- Born: 9 January 1997 (age 29) Fazakerley, Liverpool, England
- Education: Manchester School of Art (BA); Central Saint Martins (MA);
- Occupation: Fashion designer
- Years active: 2022–present
- Family: Abtisam Mohamed (aunt)
- Website: kaznaasker.com

= Kazna Asker =

British fashion designer (born 1997)

Kazna Asker (born 1997) is an English fashion designer. She won the Franca Sozzani Debut Talent Award at the 2022 Fashion Trust Arabia. A member of the British Fashion Council's NewGen programme, she has presented collections at London Fashion Week and Lakmé Fashion Week. At her February 2026 London Fashion Week presentation, held during Ramadan, she paused the show at sunset to break the fast with the models, staff, and guests.

==Early life and education==
Asker was born the eldest of four in Fazakerley, Liverpool to Yemeni parents. When she was 12, the family moved to Sheffield, settling in the Burngreave neighbourhood, home to a large Yemeni community. Her father is a postmaster, while her mother is a primary school headteacher. Asker's aunt is the Labour politician Abtisam Mohamed, who introduced her to politics at a young age.

After completing an Art Foundation in 2017, Asker went on to graduate with a Bachelor of Arts (BA) in Fashion Design from the Manchester School of Art in 2019 and a Master of Arts (MA) from Central Saint Martins in 2022. Her graduating collection Watered by One Water was the first to feature a hijab in the CSM Ready-to-Wear AW22 fashion show.

==Career==
That autumn, Asker won the Franca Sozzani Debut Talent Award at the 2022 Fashion Trust Arabia. She was selected for the British Fashion Council's NewGen initiative. She was retained on the NewGen roster for 2025/26.

At age 26, Asker made her London Fashion Week (LFW) debut in 2023. At the presentation, she screened a short film titled Fight For Me, Sheffield. Asker represented Kindness in Kurt Geiger's 2023 People's Empowerment campaign.

Asker returned to London Fashion Week to present her AW24 and AW25 collections, titled What Are We Fighting For? and Family respectively. The AW24 presentation recreated her grandmother's living room. She also did a presentation at the 2025 Lakmé Fashion Week in India. Asker appeared on the 2024 Dazed 100 MENA list. In September 2025, in place of a runway show, Asker held a two-day souk with Tank magazine as part of London Fashion Week's City Wide Celebration; the stalls featured businesses and creatives from South West Asia and North Africa, including Palestinian embroidery and Sudanese soap.

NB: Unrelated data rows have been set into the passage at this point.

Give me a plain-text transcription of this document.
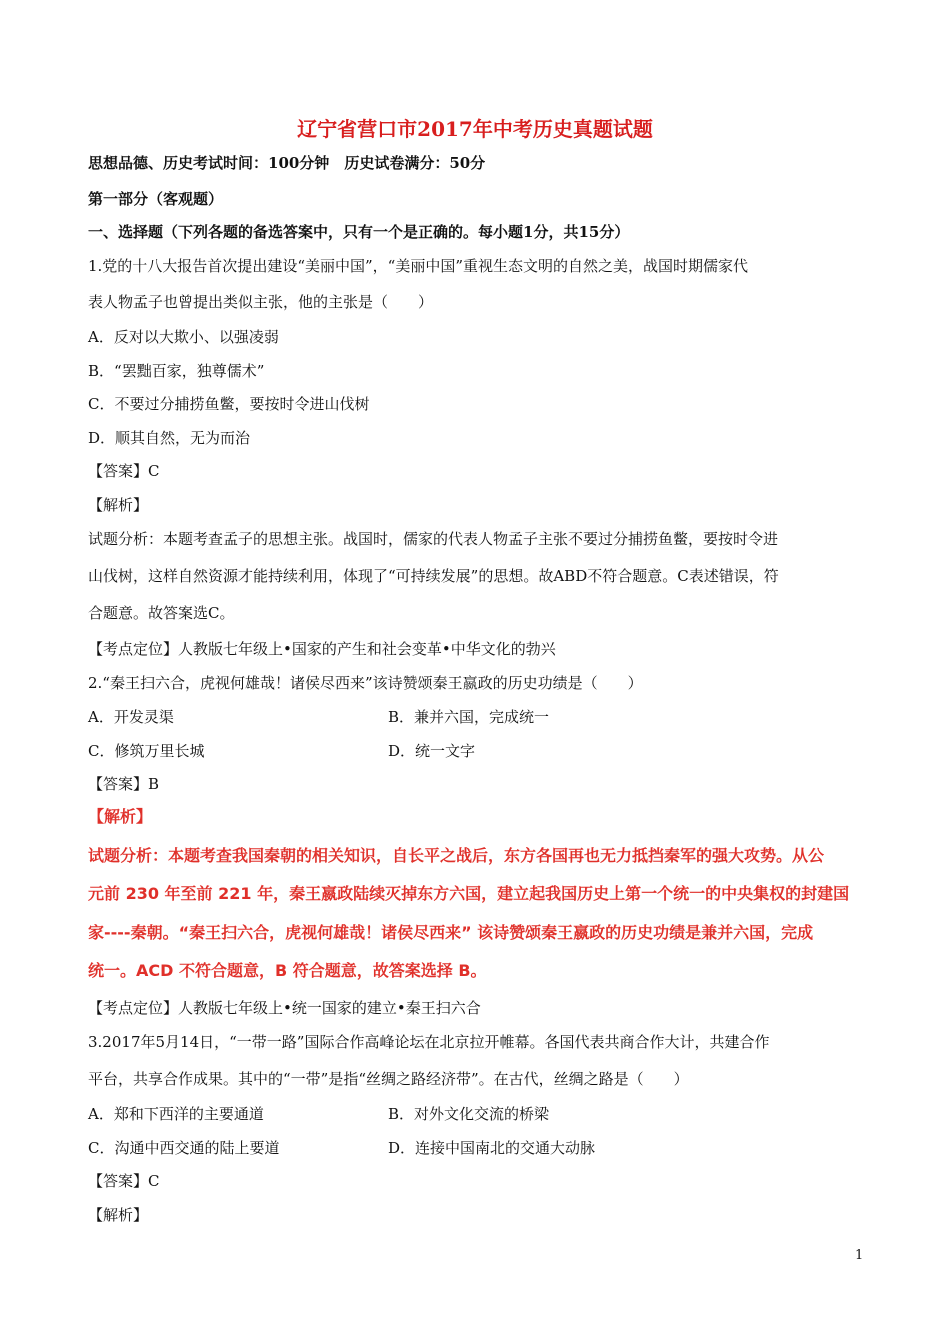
辽宁省营口市2017年中考历史真题试题
思想品德、历史考试时间：100分钟　历史试卷满分：50分
第一部分（客观题）
一、选择题（下列各题的备选答案中，只有一个是正确的。每小题1分，共15分）
1.党的十八大报告首次提出建设“美丽中国”，“美丽中国”重视生态文明的自然之美，战国时期儒家代
表人物孟子也曾提出类似主张，他的主张是（　　）
A．反对以大欺小、以强凌弱
B．“罢黜百家，独尊儒术”
C．不要过分捕捞鱼鳖，要按时令进山伐树
D．顺其自然，无为而治
【答案】C
【解析】
试题分析：本题考查孟子的思想主张。战国时，儒家的代表人物孟子主张不要过分捕捞鱼鳖，要按时令进
山伐树，这样自然资源才能持续利用，体现了“可持续发展”的思想。故ABD不符合题意。C表述错误，符
合题意。故答案选C。
【考点定位】人教版七年级上•国家的产生和社会变革•中华文化的勃兴
2.“秦王扫六合，虎视何雄哉！诸侯尽西来”该诗赞颂秦王嬴政的历史功绩是（　　）
A．开发灵渠	B．兼并六国，完成统一
C．修筑万里长城	D．统一文字
【答案】B
【解析】
试题分析：本题考查我国秦朝的相关知识，自长平之战后，东方各国再也无力抵挡秦军的强大攻势。从公
元前 230 年至前 221 年，秦王嬴政陆续灭掉东方六国，建立起我国历史上第一个统一的中央集权的封建国
家----秦朝。“秦王扫六合，虎视何雄哉！诸侯尽西来” 该诗赞颂秦王嬴政的历史功绩是兼并六国，完成
统一。ACD 不符合题意，B 符合题意，故答案选择 B。
【考点定位】人教版七年级上•统一国家的建立•秦王扫六合
3.2017年5月14日，“一带一路”国际合作高峰论坛在北京拉开帷幕。各国代表共商合作大计，共建合作
平台，共享合作成果。其中的“一带”是指“丝绸之路经济带”。在古代，丝绸之路是（　　）
A．郑和下西洋的主要通道	B．对外文化交流的桥梁
C．沟通中西交通的陆上要道	D．连接中国南北的交通大动脉
【答案】C
【解析】
1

On 23 February 2026, Asker presented her AW26 collection, Hour of the Sunset, at the NewGen space at 180 Strand, her final season showing as part of the initiative. With London Fashion Week coinciding with Ramadan for the first time since 2009, the presentation paused at sunset for iftar, the meal marking the breaking of the fast, which Asker shared with her models, staff, and guests. The writer Yassmin Abdel-Magied opened the breaking of the fast by reciting a poem. The collection used fabrics Asker had collected while travelling in Egypt, Qatar, Saudi Arabia, Oman, India, and Zimbabwe, and included abayas, kaftans, and veils. Models wore mashadas, the traditional headscarves of Yemeni men, as well as headgear made with British milliner Lucy Barlow that emulated the madhalla, the conical straw hat worn by Yemeni women.

==Artistry==
Asker is known for fusing the influences of her Yemeni background with those of her Northern English upbringing. This includes designing jilbab, abaya and thobe using waterproof nylon and zippers, as well as upcycling deadstock tracksuits, jackets and other sportswear with Middle Eastern textiles. Each garment is handsewn in her London studio from upcycled and repurposed fabrics. Her guiding principle, she has said, is "build sideways, not upwards".